We identified adult patients undergoing living or deceased renal transplantation. We excluded those with pauci-immune vasculitis, systemic lupus erythematosus, drug-induced causes and those with renovascular kidney disease over the age of 50. Patients underwent targeted next generation sequencing using a custom panel of 127 genes known to cause renal disease. All suspected disease-causing variants were classified by American College of Medical Genetics guidelines and discussed by a multidisciplinary team[KB1] .

Results

We sequenced 99 patients who presented for renal transplantation. We were able to detect an ACMG-classified pathogenic/ likely pathogenic variant in 27 (26%) patients.
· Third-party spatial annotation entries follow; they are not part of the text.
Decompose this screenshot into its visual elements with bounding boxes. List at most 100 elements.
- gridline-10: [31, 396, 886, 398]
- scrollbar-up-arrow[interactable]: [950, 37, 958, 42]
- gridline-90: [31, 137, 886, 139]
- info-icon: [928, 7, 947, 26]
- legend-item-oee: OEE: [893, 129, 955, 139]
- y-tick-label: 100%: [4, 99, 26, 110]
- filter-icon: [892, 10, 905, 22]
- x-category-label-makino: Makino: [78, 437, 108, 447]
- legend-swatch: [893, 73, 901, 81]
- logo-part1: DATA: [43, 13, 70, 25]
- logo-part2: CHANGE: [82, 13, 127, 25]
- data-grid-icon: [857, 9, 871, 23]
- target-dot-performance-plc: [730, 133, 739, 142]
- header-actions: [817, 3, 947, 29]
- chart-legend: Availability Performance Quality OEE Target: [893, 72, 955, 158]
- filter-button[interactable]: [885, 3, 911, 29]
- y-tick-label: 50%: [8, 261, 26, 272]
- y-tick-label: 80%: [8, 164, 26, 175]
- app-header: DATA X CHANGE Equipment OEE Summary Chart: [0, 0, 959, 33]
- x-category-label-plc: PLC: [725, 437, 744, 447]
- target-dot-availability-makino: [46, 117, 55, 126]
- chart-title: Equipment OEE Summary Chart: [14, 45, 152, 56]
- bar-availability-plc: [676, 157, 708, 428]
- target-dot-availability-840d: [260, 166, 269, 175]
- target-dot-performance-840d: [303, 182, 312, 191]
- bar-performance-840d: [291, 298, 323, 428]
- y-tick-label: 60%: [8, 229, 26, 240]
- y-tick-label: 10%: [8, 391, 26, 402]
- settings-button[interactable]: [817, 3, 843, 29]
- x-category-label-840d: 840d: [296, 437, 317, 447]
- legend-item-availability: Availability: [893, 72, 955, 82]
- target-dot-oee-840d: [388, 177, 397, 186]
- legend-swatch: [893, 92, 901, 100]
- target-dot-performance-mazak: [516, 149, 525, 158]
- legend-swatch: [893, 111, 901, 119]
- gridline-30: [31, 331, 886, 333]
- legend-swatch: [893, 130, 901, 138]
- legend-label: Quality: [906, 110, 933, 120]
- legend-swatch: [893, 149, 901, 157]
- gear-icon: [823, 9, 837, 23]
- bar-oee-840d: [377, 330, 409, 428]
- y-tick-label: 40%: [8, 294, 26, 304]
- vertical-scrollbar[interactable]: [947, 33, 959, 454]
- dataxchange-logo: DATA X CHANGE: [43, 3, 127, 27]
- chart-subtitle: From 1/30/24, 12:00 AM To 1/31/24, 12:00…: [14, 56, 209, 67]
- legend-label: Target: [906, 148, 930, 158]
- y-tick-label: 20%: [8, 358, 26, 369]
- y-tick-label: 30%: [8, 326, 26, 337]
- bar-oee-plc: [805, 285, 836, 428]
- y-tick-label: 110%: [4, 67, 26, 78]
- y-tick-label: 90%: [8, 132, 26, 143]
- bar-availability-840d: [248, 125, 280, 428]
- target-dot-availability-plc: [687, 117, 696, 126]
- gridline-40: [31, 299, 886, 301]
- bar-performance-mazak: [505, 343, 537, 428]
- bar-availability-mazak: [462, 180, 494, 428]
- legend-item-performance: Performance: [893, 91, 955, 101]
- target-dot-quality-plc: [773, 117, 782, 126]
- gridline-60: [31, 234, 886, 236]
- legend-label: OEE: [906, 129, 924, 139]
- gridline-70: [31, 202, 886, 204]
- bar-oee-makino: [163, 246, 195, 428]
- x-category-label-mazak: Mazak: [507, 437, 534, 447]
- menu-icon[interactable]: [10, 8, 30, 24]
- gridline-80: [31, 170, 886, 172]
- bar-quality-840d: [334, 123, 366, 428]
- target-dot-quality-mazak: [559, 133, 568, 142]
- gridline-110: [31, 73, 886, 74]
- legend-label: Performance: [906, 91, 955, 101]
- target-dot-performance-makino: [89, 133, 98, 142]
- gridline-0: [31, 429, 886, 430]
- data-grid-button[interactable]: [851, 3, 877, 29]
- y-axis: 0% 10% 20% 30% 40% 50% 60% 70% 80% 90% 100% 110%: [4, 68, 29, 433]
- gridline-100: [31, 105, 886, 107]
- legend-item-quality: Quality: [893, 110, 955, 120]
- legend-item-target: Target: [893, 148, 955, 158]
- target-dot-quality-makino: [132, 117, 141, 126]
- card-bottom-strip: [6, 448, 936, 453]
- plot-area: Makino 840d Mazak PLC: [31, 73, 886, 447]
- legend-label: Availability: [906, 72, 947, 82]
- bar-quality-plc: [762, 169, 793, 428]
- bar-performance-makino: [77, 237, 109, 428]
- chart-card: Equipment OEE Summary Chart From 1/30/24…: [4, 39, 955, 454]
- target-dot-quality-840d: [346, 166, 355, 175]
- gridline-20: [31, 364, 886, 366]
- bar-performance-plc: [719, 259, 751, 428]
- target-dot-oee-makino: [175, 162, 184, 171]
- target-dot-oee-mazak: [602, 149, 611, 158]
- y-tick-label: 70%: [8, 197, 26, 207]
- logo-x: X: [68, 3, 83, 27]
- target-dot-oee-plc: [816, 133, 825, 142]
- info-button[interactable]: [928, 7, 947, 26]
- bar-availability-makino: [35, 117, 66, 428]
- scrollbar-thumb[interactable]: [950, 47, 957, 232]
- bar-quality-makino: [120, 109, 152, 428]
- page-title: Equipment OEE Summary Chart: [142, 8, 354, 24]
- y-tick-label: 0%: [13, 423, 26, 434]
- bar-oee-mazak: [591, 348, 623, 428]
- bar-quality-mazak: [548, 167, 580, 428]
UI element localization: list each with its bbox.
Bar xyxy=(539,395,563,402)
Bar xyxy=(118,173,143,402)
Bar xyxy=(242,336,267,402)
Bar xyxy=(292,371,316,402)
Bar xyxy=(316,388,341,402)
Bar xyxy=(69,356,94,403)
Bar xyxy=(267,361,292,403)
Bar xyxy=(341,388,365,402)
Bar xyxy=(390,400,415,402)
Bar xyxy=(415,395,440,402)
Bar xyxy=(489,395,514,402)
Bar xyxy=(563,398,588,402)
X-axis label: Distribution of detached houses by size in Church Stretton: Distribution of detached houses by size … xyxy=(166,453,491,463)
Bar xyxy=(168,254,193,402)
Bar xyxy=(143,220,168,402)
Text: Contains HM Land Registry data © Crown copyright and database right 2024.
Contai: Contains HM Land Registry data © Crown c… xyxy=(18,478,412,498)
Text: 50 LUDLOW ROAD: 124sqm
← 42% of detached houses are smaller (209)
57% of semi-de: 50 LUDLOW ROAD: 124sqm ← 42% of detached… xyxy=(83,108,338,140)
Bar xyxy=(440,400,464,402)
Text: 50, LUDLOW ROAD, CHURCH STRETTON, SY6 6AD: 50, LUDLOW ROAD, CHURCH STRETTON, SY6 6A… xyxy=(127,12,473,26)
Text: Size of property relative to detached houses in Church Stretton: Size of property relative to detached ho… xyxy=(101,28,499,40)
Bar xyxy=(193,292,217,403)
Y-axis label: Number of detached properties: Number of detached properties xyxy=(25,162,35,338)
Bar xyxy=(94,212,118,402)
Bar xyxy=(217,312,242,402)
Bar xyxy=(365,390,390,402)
The most common disease-causing variant identified was in PKD1, which was identified in 14 patients (14%), accounting for 52% of all individuals with a disease-causing gene identified. Four others (16%) had pathogenic variants in COL4A4 or COL4A5 genes. No other disease-causing variant was present in more than one individual.

Conclusion

It is possible to identify monogenic causes of kidney disease in a carefully selected population with ESRD, and this may be useful in stratifying risk in potential living renal donors.